FROM GUT
Researchers have identified two distinct molecular subclasses of Crohn’s disease, based on gene expression and phenotype, which could help with better tailoring of treatment.
Crohn’s disease is a chronic inflammatory disorder with a diverse clinical presentation and pattern of progression, yet the molecular and genetic factors underlying the disease are not well understood.
This complicates treatment – which currently relies on doctors’ subjective clinical classification – and makes it difficult to develop an evidence-based personalized approach.
Writing in the Oct. 14 online edition of Gut, Matthew Weiser, a graduate student in the genetics department at the University of North Carolina at Chapel Hill and his coauthors report the results of a genetic and molecular analysis of noninflamed colon tissue from a cohort of 21 adult patients with Crohn’s disease and from healthy controls.
This analysis revealed two distinct molecular phenotypes in colon tissue, which they labeled as “colon-like” and “ileum-like.” They found significant differences in cellular metabolism and immune pathways (Gut. 2016 Oct 14. doi: 10.1136/gutjnl-2016-312518 ).
In the colon-like subtype, the tissue samples – which were all taken from the colon – showed gene expression patterns that were typical of cells from the colon. However, in the ileum-like subtype, the gene expression patterns in these colon cells more closely resembled the gene expression of ileum cells.
They also saw significant differences in other molecular traits, such as chromatin accessibility, and pathways involved in lipid and xenobiotic metabolism.

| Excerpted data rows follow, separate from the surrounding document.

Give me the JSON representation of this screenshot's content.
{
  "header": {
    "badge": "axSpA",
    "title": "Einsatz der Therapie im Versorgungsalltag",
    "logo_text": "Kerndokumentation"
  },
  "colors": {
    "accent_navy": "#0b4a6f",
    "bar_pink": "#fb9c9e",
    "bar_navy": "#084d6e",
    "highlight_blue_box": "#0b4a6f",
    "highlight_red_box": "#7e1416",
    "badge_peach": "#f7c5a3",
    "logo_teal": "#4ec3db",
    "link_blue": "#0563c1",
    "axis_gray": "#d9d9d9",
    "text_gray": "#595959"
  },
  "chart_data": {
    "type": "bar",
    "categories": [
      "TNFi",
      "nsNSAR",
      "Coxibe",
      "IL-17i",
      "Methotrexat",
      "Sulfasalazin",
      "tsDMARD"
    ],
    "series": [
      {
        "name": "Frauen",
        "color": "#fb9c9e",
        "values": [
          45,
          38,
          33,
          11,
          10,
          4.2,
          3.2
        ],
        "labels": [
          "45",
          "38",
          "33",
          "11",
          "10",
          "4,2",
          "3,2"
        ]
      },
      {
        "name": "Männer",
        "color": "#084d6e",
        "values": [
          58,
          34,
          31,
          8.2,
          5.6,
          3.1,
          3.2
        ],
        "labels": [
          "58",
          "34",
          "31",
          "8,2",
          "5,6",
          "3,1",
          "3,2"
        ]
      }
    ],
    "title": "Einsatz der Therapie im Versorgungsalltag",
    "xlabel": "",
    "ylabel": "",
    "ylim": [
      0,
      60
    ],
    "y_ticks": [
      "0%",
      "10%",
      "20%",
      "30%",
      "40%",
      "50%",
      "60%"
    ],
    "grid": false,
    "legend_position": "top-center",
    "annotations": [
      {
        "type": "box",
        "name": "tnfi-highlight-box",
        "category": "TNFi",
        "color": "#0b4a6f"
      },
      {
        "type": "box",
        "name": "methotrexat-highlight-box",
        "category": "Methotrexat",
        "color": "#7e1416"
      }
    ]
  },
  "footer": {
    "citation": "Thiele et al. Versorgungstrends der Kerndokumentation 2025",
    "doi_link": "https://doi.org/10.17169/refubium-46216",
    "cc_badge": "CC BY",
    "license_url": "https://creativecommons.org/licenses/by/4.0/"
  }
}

“Furthermore, chromatin accessibility data suggest these subclasses exist due to stable molecular transformations of the genomic architecture in colon tissue cells, and not transient differences due to external cellular signaling,” researchers reported.
To rule out the possibility that these differences might be from treatment history, researchers conducted a similar analysis using samples from 201 treatment-naive pediatric patients with Crohn’s disease and found the same molecular and genetic patterns.

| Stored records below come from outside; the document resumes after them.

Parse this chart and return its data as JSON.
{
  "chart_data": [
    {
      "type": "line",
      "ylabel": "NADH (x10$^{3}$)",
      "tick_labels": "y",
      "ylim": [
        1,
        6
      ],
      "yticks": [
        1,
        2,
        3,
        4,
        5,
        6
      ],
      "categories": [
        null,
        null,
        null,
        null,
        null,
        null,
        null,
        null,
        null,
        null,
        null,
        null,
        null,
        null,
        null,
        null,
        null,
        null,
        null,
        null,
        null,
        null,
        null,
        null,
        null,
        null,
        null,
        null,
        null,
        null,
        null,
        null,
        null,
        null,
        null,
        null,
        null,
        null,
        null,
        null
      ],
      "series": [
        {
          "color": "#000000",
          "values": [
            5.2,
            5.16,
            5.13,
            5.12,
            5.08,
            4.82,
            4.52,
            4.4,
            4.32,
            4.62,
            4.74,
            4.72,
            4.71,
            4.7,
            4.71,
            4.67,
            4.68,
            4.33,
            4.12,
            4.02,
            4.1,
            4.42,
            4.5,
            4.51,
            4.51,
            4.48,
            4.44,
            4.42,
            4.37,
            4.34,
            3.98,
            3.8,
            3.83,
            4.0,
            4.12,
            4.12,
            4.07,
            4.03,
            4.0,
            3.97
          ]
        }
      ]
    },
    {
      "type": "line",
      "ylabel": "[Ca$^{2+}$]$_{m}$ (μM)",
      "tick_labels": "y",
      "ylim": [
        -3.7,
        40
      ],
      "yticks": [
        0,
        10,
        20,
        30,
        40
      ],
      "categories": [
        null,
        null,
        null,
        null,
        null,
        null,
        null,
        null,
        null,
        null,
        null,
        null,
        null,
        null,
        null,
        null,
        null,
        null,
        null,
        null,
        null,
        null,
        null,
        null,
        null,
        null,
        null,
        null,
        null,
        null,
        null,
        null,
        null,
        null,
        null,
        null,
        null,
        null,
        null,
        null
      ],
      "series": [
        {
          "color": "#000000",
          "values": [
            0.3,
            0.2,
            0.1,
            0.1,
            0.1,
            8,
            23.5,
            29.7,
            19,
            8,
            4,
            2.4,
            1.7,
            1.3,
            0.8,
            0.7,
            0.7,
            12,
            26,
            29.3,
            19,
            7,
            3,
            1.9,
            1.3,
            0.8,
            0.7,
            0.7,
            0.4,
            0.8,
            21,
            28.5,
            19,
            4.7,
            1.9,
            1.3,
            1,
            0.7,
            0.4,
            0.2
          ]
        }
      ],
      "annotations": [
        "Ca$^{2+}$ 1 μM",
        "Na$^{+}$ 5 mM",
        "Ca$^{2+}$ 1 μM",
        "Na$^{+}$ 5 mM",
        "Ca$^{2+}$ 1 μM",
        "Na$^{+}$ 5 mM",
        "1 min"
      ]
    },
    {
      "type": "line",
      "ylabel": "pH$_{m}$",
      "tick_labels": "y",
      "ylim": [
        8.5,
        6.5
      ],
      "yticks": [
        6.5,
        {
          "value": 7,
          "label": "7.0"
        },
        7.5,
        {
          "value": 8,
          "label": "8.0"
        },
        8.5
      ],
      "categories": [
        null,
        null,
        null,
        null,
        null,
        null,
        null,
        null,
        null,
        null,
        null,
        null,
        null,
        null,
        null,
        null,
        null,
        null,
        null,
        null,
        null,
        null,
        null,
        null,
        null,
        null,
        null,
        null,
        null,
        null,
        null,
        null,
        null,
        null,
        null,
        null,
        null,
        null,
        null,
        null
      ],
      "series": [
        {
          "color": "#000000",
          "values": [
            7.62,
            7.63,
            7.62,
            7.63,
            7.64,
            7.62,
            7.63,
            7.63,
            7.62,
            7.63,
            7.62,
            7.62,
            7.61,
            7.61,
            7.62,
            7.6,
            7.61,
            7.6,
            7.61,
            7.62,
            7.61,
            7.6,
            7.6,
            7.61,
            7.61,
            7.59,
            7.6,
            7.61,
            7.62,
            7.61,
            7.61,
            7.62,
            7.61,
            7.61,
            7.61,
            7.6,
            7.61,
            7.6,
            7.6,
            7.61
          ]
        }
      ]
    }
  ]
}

“Together, these data strongly suggest that the colon-like and ileum-like molecular signatures define two forms of [Crohn’s disease] present, regardless of tissue sampling location, patient age, or treatment status.”

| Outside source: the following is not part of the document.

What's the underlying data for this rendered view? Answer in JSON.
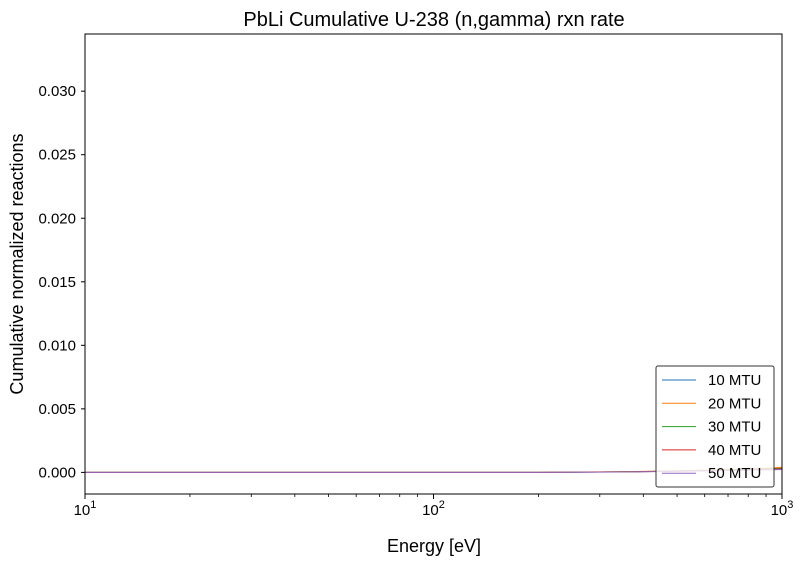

The researchers also examined the impact the two subtypes might have on the clinical disease and therefore the therapeutic approach taken. In the cohort of treatment-naive pediatric patients, they found that patients with the more colon-like Crohn’s disease were more likely to have both colon and ileum involvement, have deep ulcers, and show more macroscopic inflammation than those with more ileum-like Crohn’s disease.
They also found that adults in the colon-like disease subclass were the only ones who were likely to have rectal disease or require a colectomy, although they noted that the sample size was small.
More patients with the ileum-like disease showed no inflammation and were also more likely to have involvement of the colon only.
“Although our sample size is small, these data suggest that molecular subtypes of [Crohn’s disease] can stratify patients into clinically distinct and relevant subgroups and may prospectively identify those more likely to require intensive medical therapy,” the authors wrote.
“As a first step, molecular stratifications of archived patient tissue and serum from major clinical trials could be performed in the context of response to biological and microbial therapies for [Crohn’s disease].”
The authors pointed out that they did not study samples from both intestinal regions in each patient but suggested that their findings should motivate future studies in larger cohorts using matched tissue samples from both the colon and ileum.
“These data emphasize the need to continue and expand these studies over time to incorporate the evolving clinical phenotype in both adult and pediatric patients, and the need to study both tissues in the same patient.”
The study was supported by the National Institute of Environmental Health Sciences, National Institute of Diabetes and Digestive and Kidney Diseases, American Gastroenterological Association, Broad Medical Research Program, Crohn’s and Colitis Foundation of America, International Human Microbiome Consortium, UNC Team Translational Science Award, and Helmsley Charitable Trust SHARE 2, Project 3. No conflicts of interest were declared.